Reggie Rivers takes on Highlands Ranch, Lifetime movie-style
Former Bronco-turned-television-host-and-author Reggie Rivers' gig as Channel 4's weekend sports anchor ends today. But he's not too worried.
"I'm kind of excited. Fortuitously, I'm getting laid off at the exact moment I'm putting out this book," he says, referring to The Colony: A Political Tale, which he wrote as his thesis for a DU master's degree in global studies; it's scheduled to be published in August. "Every book I've written so far, I've had a job when the book came out. I now have the ability to help this book reach its full potential."
The Colony is about an army of mean ants who try to steal a super nutritious fungus from a colony of nice ants. According to Rivers, "political intrigue and military domination" ensue. But until its release, Rivers continues to promote his fourth book, My Wife's Boyfriend and Our Feud with the Highlands Ranch Homeowners Assocation, with events like his 1 p.m. Saturday appearance at The Bookery Nook, 4280 Tennyson Street. My Wife's Boyfriend was the first of Rivers' books that had nothing to do with football -- and there are no militaristic ants in it, either.
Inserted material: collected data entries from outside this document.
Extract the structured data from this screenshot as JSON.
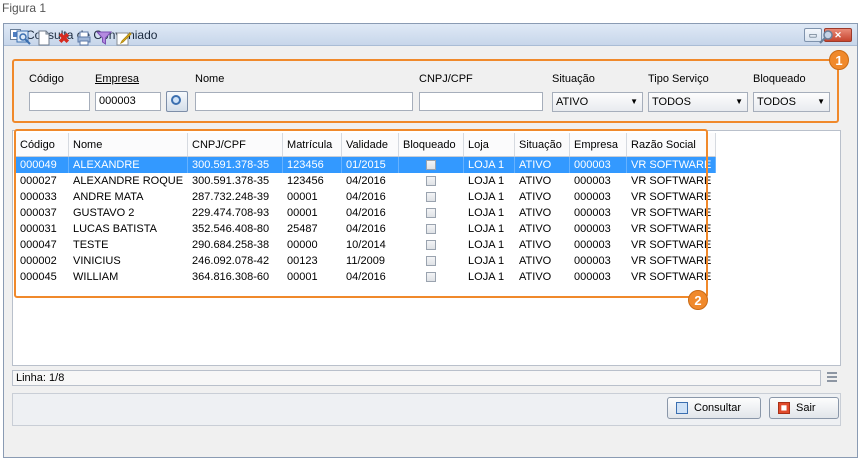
{
  "caption": "Figura 1",
  "window": {
    "title": "Consulta de Conveniado",
    "minimize_glyph": "▭",
    "close_glyph": "✕"
  },
  "toolbar": {
    "icons": [
      "search-icon",
      "new-document-icon",
      "delete-icon",
      "print-icon",
      "filter-icon",
      "edit-icon"
    ],
    "right_icon": "key-icon"
  },
  "badges": {
    "one": "1",
    "two": "2"
  },
  "filters": {
    "codigo_label": "Código",
    "codigo_value": "",
    "empresa_label": "Empresa",
    "empresa_value": "000003",
    "nome_label": "Nome",
    "nome_value": "",
    "cnpj_label": "CNPJ/CPF",
    "cnpj_value": "",
    "situacao_label": "Situação",
    "situacao_value": "ATIVO",
    "tipo_servico_label": "Tipo Serviço",
    "tipo_servico_value": "TODOS",
    "bloqueado_label": "Bloqueado",
    "bloqueado_value": "TODOS"
  },
  "grid": {
    "columns": [
      "Código",
      "Nome",
      "CNPJ/CPF",
      "Matrícula",
      "Validade",
      "Bloqueado",
      "Loja",
      "Situação",
      "Empresa",
      "Razão Social"
    ],
    "rows": [
      {
        "codigo": "000049",
        "nome": "ALEXANDRE",
        "cnpj": "300.591.378-35",
        "matricula": "123456",
        "validade": "01/2015",
        "loja": "LOJA 1",
        "situacao": "ATIVO",
        "empresa": "000003",
        "razao": "VR SOFTWARE"
      },
      {
        "codigo": "000027",
        "nome": "ALEXANDRE ROQUE",
        "cnpj": "300.591.378-35",
        "matricula": "123456",
        "validade": "04/2016",
        "loja": "LOJA 1",
        "situacao": "ATIVO",
        "empresa": "000003",
        "razao": "VR SOFTWARE"
      },
      {
        "codigo": "000033",
        "nome": "ANDRE MATA",
        "cnpj": "287.732.248-39",
        "matricula": "00001",
        "validade": "04/2016",
        "loja": "LOJA 1",
        "situacao": "ATIVO",
        "empresa": "000003",
        "razao": "VR SOFTWARE"
      },
      {
        "codigo": "000037",
        "nome": "GUSTAVO 2",
        "cnpj": "229.474.708-93",
        "matricula": "00001",
        "validade": "04/2016",
        "loja": "LOJA 1",
        "situacao": "ATIVO",
        "empresa": "000003",
        "razao": "VR SOFTWARE"
      },
      {
        "codigo": "000031",
        "nome": "LUCAS BATISTA",
        "cnpj": "352.546.408-80",
        "matricula": "25487",
        "validade": "04/2016",
        "loja": "LOJA 1",
        "situacao": "ATIVO",
        "empresa": "000003",
        "razao": "VR SOFTWARE"
      },
      {
        "codigo": "000047",
        "nome": "TESTE",
        "cnpj": "290.684.258-38",
        "matricula": "00000",
        "validade": "10/2014",
        "loja": "LOJA 1",
        "situacao": "ATIVO",
        "empresa": "000003",
        "razao": "VR SOFTWARE"
      },
      {
        "codigo": "000002",
        "nome": "VINICIUS",
        "cnpj": "246.092.078-42",
        "matricula": "00123",
        "validade": "11/2009",
        "loja": "LOJA 1",
        "situacao": "ATIVO",
        "empresa": "000003",
        "razao": "VR SOFTWARE"
      },
      {
        "codigo": "000045",
        "nome": "WILLIAM",
        "cnpj": "364.816.308-60",
        "matricula": "00001",
        "validade": "04/2016",
        "loja": "LOJA 1",
        "situacao": "ATIVO",
        "empresa": "000003",
        "razao": "VR SOFTWARE"
      }
    ]
  },
  "status": {
    "linha": "Linha: 1/8"
  },
  "buttons": {
    "consultar": "Consultar",
    "sair": "Sair"
  }
}
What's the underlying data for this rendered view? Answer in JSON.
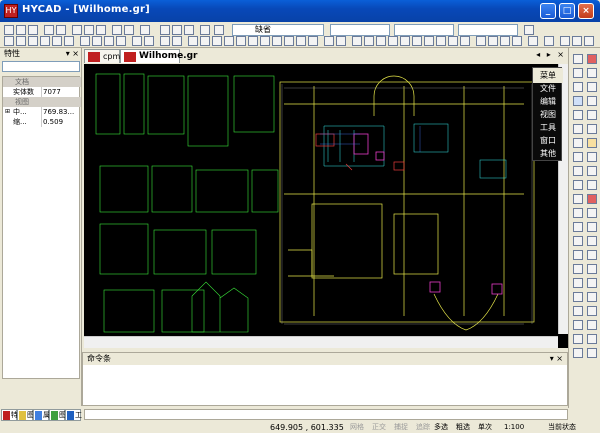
{
  "window": {
    "title": "HYCAD - [Wilhome.gr]",
    "app_icon": "HY"
  },
  "toolbar": {
    "layer_value": "缺省"
  },
  "properties": {
    "title": "特性",
    "pin": "▾ × ",
    "sections": [
      {
        "label": "文档",
        "rows": [
          {
            "name": "实体数",
            "value": "7077"
          }
        ]
      },
      {
        "label": "视图",
        "rows": [
          {
            "name": "中...",
            "value": "769.83..."
          },
          {
            "name": "缩...",
            "value": "0.509"
          }
        ]
      }
    ],
    "bottom_tabs": [
      "特",
      "图",
      "属",
      "图",
      "工"
    ]
  },
  "document_tabs": [
    {
      "label": "cpm.gr",
      "active": false
    },
    {
      "label": "Wilhome.gr",
      "active": true
    }
  ],
  "tab_arrows": "◂ ▸ ×",
  "context_menu": {
    "items": [
      "菜单",
      "文件",
      "编辑",
      "视图",
      "工具",
      "窗口",
      "其他"
    ],
    "highlight_index": 0
  },
  "command_panel": {
    "title": "命令条",
    "close": "▾ ×"
  },
  "status_bar": {
    "coordinates": "649.905 ,   601.335",
    "toggles": [
      "网格",
      "正交",
      "捕捉",
      "追踪"
    ],
    "mode_buttons": [
      "多选",
      "粗选",
      "单次"
    ],
    "scale": "1:100",
    "status": "当前状态"
  },
  "colors": {
    "title_bar": "#0842a8",
    "canvas_bg": "#000000",
    "drawing_yellow": "#e8e84a",
    "drawing_green": "#3ae63a",
    "drawing_cyan": "#35e6e6"
  }
}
Here's a description, from ReggieRivers.com: "Howard Marshall is a successful executive who suspects that his wife, Sophia, is having an affair with one of the artists at her gallery. While he grapples with that possibility, he must also deal with an inept and overbearing boss... fend off a former lover who is married but still obsessed with Howard, and fight with the 'egomaniac micromanaging Nazi's' on the homeowners association board who believe they hold dominion over every square-inch of the neighborhood."
And that's not all. To learn more, we asked Rivers a few questions about his satirical, Desperate Housewives-meets-Home Depot suburban tome.
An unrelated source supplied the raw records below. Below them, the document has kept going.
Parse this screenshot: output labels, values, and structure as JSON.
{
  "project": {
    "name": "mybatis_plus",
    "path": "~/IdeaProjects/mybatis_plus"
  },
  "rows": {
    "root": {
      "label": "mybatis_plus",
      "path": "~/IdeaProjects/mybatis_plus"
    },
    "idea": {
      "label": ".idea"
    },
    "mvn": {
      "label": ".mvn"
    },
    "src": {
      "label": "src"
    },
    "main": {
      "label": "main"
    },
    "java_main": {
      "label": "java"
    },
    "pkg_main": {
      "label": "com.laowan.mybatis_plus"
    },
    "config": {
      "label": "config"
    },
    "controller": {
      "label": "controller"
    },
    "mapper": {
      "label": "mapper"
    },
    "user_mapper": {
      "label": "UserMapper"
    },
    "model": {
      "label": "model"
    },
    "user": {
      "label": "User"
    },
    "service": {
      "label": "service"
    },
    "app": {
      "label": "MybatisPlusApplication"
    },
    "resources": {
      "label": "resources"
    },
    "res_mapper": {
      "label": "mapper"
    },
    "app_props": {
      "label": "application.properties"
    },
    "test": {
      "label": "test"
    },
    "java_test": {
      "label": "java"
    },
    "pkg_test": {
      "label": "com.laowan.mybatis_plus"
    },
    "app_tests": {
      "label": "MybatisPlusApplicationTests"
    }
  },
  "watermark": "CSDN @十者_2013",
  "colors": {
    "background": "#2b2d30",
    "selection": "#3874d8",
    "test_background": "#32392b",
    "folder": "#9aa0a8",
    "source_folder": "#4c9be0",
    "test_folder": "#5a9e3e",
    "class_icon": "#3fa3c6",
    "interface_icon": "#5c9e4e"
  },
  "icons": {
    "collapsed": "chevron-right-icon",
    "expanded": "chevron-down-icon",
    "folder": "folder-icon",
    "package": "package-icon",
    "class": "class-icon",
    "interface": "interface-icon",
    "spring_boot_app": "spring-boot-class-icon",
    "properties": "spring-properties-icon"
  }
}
Westword (Melanie Asmar): Why did you set the book in Highlands Ranch?
Reggie Rivers: I needed a neighborhood. I started to make one up, but then I thought Highlands Ranch is the largest covenant-controlled neighborhood in the country.... I thought, I'm doing this for fun; I'm going to poke fun at the people who live in Highlands Ranch.... In my book, I've greatly exaggerated the ridiculousness of the (HOA) board. But then, I had friends in Highlands Ranch who read the book and then said, 'I thought you were going to exaggerate.'
WW: How did you exaggerate?
RR: The rules that the HOA are enforcing [in the book] are all real. I just exaggerated them a little bit. For example, your trash cans. You're allowed to put your trash cans out the night before and they have to be taken in right after you get home from work that night. I exaggerated it. In the book, you have to put your trash cans out by 5 a.m. and they have to be picked up by 8 a.m.
WW: So which of the rules does Howard Marshall fight with the HOA about?
RR: The fued is about a commercial van that's parked in the driveway. Down in Highlands Ranch, if you're a plumber or an electrician or if you have any kind of work vehicle, you're not allowed to park that vehicle in your driveway because it's unsightly. Howard has a friend staying with him who's a painter and he has a painter's van.
WW: Why throw an extramarital affair into the mix?
RR: I wanted my main character to have two pressures on him -- a relatively benign battle with the HOA that he could quit at anytime. And then I wanted him to have an even bigger battle going on in his marriage.
WW: And the old flame? How does she fit in?
RR: His ex-girlfirend, she's the big-breasted queen of the HOA architectural committee. She has a crush on him.
WW: Does Howard use that to his advantage with the HOA board?
RR: That's interesting. I hadn't thought of that.
WW: How has the book been received in Highlands Ranch?
RR: Four out of the first seven orders were members of HOA board. And I happened to know because I had been to this website [of the Highlands Ranch HOA] so many times I recognized their names. They all read it. I think they wanted to read it to know what it was about, to see whether they needed to take any legal action. (Laughs.) They all saw it was comedy. Nobody has ever said a harsh word. One of them told me he got a kick out of it.